Charleston – Like the aptly named company he formed, Chris Cline had foresight.
A billionaire coal tycoon and West Virginia native, Cline died Thursday, along with his daughter Kameron and five others, in a helicopter crash en route from the Bahamas to Fort Lauderdale, Fla.
Experts in the coal industry say Cline, who was a day short of 61 when he died, demonstrated prescience when he formed Foresight Energy in 2006 and turned his focus from low-sulfur coal in Appalachia to high-sulfur coal in Illinois in the face of the Clean Air Act's regulation of sulfur dioxide emissions.
At the time, many operators had turned to low-sulfur coal in Appalachia, hoping to avoid those regulations. But Cline sold his coal to power plants that used technology that could meet them.
"When everybody else was getting out of town and leaving the Midwest, Chris was coming in and had the vision to see that there was an opportunity in the business," said Paul Vining, a former CEO of the Cline Group and former member of the board of directors for Foresight Energy Group.
"I had a lot of faith in him."
Most industry leaders, Vining said, "have never actually had to be on the front line with the coal miners.
"He was a hands-on individual, more so than any other CEO that I've ever seen in the public arena, and I've worked for large companies and small companies, public and private," Vining said. "There's a lot of people at very high levels in companies that typically either forget what that was like, or they delegate it.
"They don't get their hands dirty. They let someone else make all those decisions."
Other industry leaders also referenced Cline's years working as a coal miner.
A Marshall University drop-out, Cline started working for his father's local coal mines at 22, according to a company history of Foresight Energy. He and his father bought out a partner's share in those mines, according to a Forbes profile of Cline.
He eventually built a net worth of $1.8 billion, also according to Forbes.
Chris Hamilton, senior vice president of the West Virginia Coal Association and chairman of the West Virginia Business and Industry Council, said Cline grew into "one of the modernday icons of the business."
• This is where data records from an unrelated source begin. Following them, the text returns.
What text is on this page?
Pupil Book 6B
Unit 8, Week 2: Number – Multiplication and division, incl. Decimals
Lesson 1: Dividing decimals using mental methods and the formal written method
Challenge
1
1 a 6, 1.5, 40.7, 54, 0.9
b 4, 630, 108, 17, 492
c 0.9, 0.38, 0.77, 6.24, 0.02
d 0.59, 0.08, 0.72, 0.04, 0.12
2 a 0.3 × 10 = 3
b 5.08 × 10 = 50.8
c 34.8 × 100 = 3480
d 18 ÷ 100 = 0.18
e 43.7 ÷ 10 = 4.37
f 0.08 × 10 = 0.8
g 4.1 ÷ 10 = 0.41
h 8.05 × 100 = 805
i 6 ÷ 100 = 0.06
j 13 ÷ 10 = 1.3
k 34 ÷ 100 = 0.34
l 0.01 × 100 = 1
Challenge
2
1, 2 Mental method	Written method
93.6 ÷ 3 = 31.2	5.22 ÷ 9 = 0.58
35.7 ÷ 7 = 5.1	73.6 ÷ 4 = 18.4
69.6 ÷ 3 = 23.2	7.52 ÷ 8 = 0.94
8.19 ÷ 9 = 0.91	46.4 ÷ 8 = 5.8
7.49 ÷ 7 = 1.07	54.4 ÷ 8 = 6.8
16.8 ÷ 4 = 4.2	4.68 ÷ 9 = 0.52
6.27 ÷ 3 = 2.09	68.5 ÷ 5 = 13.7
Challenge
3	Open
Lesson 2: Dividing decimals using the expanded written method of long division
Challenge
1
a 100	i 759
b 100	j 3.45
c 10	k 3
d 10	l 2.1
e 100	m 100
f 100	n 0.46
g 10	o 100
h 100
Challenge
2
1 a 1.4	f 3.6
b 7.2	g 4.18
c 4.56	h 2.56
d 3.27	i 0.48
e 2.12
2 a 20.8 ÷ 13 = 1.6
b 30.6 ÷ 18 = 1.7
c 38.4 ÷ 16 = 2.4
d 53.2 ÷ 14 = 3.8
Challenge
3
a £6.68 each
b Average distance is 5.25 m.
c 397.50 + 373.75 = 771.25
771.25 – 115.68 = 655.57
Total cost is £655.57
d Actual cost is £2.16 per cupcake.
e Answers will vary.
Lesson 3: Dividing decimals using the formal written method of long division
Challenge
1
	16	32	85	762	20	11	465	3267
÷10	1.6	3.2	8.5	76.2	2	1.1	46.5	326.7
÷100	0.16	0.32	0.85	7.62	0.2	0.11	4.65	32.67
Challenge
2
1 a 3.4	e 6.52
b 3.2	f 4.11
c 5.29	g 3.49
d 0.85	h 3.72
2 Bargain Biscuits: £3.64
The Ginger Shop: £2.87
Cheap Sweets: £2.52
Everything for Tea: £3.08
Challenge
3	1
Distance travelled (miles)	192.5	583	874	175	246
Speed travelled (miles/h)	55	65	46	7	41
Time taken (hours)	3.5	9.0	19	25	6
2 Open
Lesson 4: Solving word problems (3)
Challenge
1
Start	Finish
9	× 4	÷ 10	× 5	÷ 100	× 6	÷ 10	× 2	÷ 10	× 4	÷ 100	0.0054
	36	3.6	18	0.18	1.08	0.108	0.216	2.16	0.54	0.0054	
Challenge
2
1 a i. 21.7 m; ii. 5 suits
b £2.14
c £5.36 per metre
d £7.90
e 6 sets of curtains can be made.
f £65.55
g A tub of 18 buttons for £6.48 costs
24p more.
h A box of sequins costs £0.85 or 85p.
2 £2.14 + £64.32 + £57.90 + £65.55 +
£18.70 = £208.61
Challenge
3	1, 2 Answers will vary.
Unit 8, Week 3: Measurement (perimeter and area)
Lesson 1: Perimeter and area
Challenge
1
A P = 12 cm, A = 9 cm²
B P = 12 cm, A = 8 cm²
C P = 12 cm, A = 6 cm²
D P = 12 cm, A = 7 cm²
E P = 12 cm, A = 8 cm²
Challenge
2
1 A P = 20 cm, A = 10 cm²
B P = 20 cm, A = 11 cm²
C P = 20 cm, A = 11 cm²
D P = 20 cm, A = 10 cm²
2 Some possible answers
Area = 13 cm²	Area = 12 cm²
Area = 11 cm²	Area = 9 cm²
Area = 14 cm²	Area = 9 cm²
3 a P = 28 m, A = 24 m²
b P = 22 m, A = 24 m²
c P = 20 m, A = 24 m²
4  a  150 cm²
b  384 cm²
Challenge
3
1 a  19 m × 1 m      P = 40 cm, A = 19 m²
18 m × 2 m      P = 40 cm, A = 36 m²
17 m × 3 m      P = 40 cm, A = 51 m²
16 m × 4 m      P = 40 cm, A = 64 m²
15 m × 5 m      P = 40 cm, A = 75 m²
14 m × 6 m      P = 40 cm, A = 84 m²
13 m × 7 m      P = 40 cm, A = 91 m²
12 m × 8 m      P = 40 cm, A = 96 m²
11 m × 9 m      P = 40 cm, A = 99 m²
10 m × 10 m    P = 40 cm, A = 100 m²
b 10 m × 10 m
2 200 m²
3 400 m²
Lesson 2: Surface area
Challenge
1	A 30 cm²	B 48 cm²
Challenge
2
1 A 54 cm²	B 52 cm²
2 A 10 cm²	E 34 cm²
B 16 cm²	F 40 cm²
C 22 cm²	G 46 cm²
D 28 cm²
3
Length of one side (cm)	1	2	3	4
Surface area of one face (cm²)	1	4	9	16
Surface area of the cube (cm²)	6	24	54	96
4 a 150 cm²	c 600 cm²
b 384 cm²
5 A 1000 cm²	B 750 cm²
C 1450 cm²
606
"He's built a very dynamic and diverse mining empire," he said. "He's one of the favorite sons of the southern West Virginia coalfields."
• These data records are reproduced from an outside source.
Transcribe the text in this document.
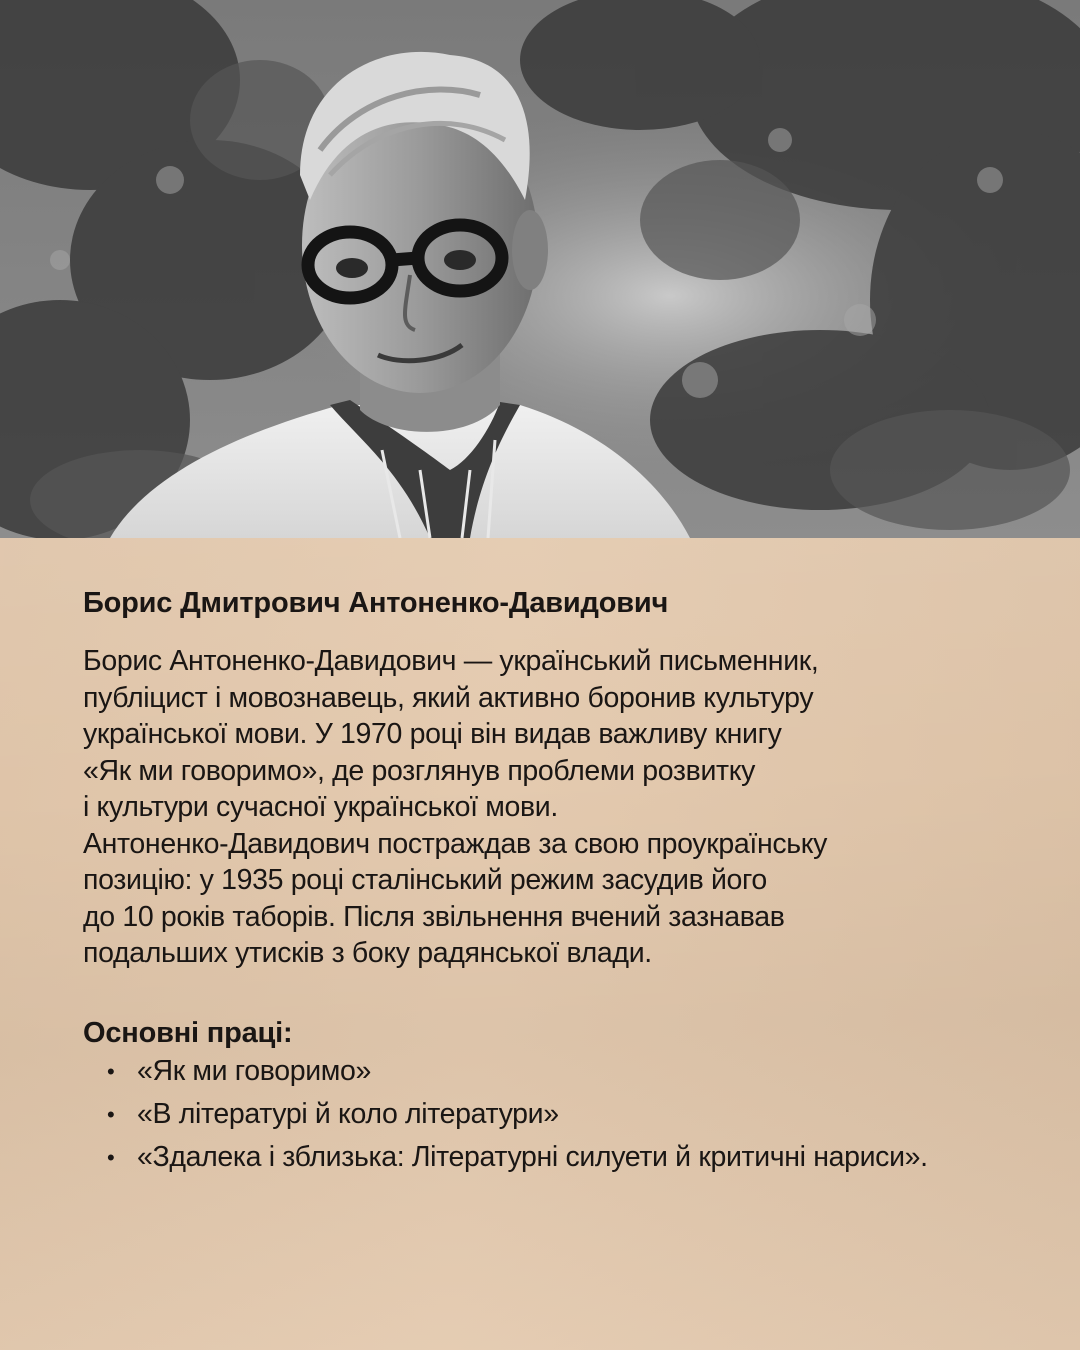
Борис Дмитрович Антоненко-Давидович

Борис Антоненко-Давидович — український письменник,
публіцист і мовознавець, який активно боронив культуру
української мови. У 1970 році він видав важливу книгу
«Як ми говоримо», де розглянув проблеми розвитку
і культури сучасної української мови.
Антоненко-Давидович постраждав за свою проукраїнську
позицію: у 1935 році сталінський режим засудив його
до 10 років таборів. Після звільнення вчений зазнавав
подальших утисків з боку радянської влади.

Основні праці:
• «Як ми говоримо»
• «В літературі й коло літератури»
• «Здалека і зблизька: Літературні силуети й критичні нариси».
He said he never worked with Cline directly but had known him for more than 30 years.
"He just sort of had a feel for the business and a feel for which operations made sense to invest in and which ones didn't," Hamilton said. "A lot of that was probably working so close with his father and family at such a young age.
"It's a very tragic occurrence of course and the entire mining industry is saddened and shocked by Chris' death," Hamilton said.
He referenced Cline's sports philanthropy, calling him a "very caring and giving individual," and recalled seeing Cline at Marshall and West Virginia University sporting events.
"On the one end, he was a very prominent entrepreneur and successful businessperson," Hamilton said. "On the other hand, he was just a down-to-earth, very much regular person."
Bill Raney, president of the West Virginia Coal Association, added, "He always admitted that the folks in West Virginia were greatly responsible for the success that he enjoyed."
Raney also agreed that Cline had prescience. He said Cline was adept at thinking ahead, calling him a "visionary."
Raney said people had even moved from Illinois to West Virginia to mine the low-sulfur coal. But he noted that in Illinois, Cline could use longwall mining equipment to mine the thicker coal seams.
"They're much easier to access," Raney said. "So he took advantage of that. Other companies did as well, but he was very, very successful with it."
More recently, Cline was working on coal mining projects in Canada. Forbes reported, in the 2017 profile of Cline, that opposition from environmentalists "in economically depressed Nova Scotia is restrained."
Taylor Kuykendall, coal reporter for S&P Global Market Intelligence, noted that Midwest coal operators, like those in Appalachia, have been struggling to compete with natural gas, have been hurt by coal-fired power plant retirements, and are fearful of domestic regulation.
"If I was in Illinois and I saw Chris Cline leave, I'd think, 'Are we the next Appalachia?'" he said, adding the market is tough for just about any thermal coal producer in the United States right now.
Murray Energy had taken an 80 percent share of Foresight Energy in 2017.
"If you see the guy who's kind of thought of as one of the smarter guys in the room for leaving Appalachia and coming to the Illinois basin, and now you see him leave the Illinois basin, there are kind of some conclusions one might jump to."
Kuykendall, a former reporter for The Register-Herald, added that Cline was also known for efficiency and productivity.
"He found ways to reduce the price of coal mining," he said, adding that the price of coal itself is more difficult to control.
"I think a lot of people in the coal industry wish he would have wrote a book about it, exactly what he was doing to make those things work," he said.